A Start

President Donald Trump (R), after the latest telecon with Ukrainian President Volodymyr Zelenskyy, which came after the his latest telecon with Russian President Vladimir Putin, who followed that telecon with a large drone and missile attack on Ukraine’s civilian housing and infrastructure, has said defensive weapons shipments to Ukraine will resume.

It’s a start, but it’s insufficient. The best defense is a good offense, and that’s even more true in combat than it is in football. With the barbarian forced to defend, to react to Ukrainian moves—at the least to divert resources away from offense to reaction and defense—the barbarian’s attacks will at the least lessen.

From that, we—the US and Europe’s nominally West-aligned nations—need to send Ukraine offensive weapons, also, in the numbers and at the rates the UA says they need them.
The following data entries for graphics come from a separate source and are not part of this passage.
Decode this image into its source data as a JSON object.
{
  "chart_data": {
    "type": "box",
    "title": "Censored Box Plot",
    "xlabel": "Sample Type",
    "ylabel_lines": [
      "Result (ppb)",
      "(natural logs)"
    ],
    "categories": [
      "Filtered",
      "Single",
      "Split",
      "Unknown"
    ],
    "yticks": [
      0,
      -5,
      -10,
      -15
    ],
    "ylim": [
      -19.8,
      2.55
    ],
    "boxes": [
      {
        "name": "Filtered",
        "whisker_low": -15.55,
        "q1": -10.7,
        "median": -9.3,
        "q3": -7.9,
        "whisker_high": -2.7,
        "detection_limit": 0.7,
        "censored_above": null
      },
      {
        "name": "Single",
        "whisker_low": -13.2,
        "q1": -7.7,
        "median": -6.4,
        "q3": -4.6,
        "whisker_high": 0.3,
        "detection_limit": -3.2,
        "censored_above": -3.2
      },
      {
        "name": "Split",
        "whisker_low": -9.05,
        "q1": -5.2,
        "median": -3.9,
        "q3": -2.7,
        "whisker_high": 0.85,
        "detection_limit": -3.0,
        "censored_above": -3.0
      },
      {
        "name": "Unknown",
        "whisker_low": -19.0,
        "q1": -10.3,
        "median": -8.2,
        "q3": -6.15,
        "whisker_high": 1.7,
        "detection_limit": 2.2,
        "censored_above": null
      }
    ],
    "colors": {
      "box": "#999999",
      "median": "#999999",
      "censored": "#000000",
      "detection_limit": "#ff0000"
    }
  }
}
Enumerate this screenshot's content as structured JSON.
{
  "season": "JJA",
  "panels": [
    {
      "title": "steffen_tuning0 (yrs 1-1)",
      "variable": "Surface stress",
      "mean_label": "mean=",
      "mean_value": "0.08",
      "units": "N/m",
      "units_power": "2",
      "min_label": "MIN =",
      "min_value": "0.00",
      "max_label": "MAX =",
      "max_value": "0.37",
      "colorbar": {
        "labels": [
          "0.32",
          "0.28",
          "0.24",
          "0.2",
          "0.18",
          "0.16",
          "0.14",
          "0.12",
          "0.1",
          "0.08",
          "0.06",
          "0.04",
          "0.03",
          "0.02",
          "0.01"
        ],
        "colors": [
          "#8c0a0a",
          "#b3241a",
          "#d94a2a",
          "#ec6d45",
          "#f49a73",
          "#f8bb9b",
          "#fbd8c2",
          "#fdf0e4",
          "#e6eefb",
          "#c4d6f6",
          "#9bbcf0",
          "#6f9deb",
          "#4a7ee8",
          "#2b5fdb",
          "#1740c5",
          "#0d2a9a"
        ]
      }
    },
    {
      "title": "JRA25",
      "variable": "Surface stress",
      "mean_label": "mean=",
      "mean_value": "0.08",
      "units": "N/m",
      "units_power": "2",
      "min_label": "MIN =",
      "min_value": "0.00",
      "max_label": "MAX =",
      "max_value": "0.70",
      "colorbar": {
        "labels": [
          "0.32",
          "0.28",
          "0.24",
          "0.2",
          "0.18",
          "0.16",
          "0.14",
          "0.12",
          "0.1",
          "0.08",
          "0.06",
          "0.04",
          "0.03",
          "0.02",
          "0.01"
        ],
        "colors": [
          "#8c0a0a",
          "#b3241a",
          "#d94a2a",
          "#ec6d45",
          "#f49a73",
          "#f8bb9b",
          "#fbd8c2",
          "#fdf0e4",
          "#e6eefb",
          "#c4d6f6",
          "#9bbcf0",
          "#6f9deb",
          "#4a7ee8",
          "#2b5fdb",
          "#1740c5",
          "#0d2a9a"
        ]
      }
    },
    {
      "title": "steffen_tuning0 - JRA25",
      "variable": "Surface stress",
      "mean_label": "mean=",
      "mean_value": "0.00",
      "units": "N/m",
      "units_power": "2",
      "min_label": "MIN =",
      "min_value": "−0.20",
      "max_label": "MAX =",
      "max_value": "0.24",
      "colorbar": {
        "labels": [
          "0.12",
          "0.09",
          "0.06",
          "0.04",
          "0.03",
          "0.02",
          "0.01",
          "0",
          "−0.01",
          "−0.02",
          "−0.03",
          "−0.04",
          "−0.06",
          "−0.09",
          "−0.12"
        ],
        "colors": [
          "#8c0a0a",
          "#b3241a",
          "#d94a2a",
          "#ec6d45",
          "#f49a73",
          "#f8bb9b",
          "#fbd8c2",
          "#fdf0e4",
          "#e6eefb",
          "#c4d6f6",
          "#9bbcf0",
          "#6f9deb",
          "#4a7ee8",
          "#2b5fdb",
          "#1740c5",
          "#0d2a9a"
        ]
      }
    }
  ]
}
If Ukraine can reach inside Russia at depth and strike railroad nodes and naval ports, ammunition and fuel supplies, troop massings, bomber and fighter bases, the barbarian will have a much harder time moving those troops, aircraft, and consumables (keeping in mind the redundancy, in Putin’s mind, of troops and consumables) into positions from which to attack.

That increases Ukraine’s ability to win the barbarian’s war rather than endlessly bleed from defending. UA’s successful attack on a number of bases hosting the barbarian’s strategic bomber fleet does seem to have lessened, at least relatively, the ratio of air-to-surface missiles to drones in subsequent attacks.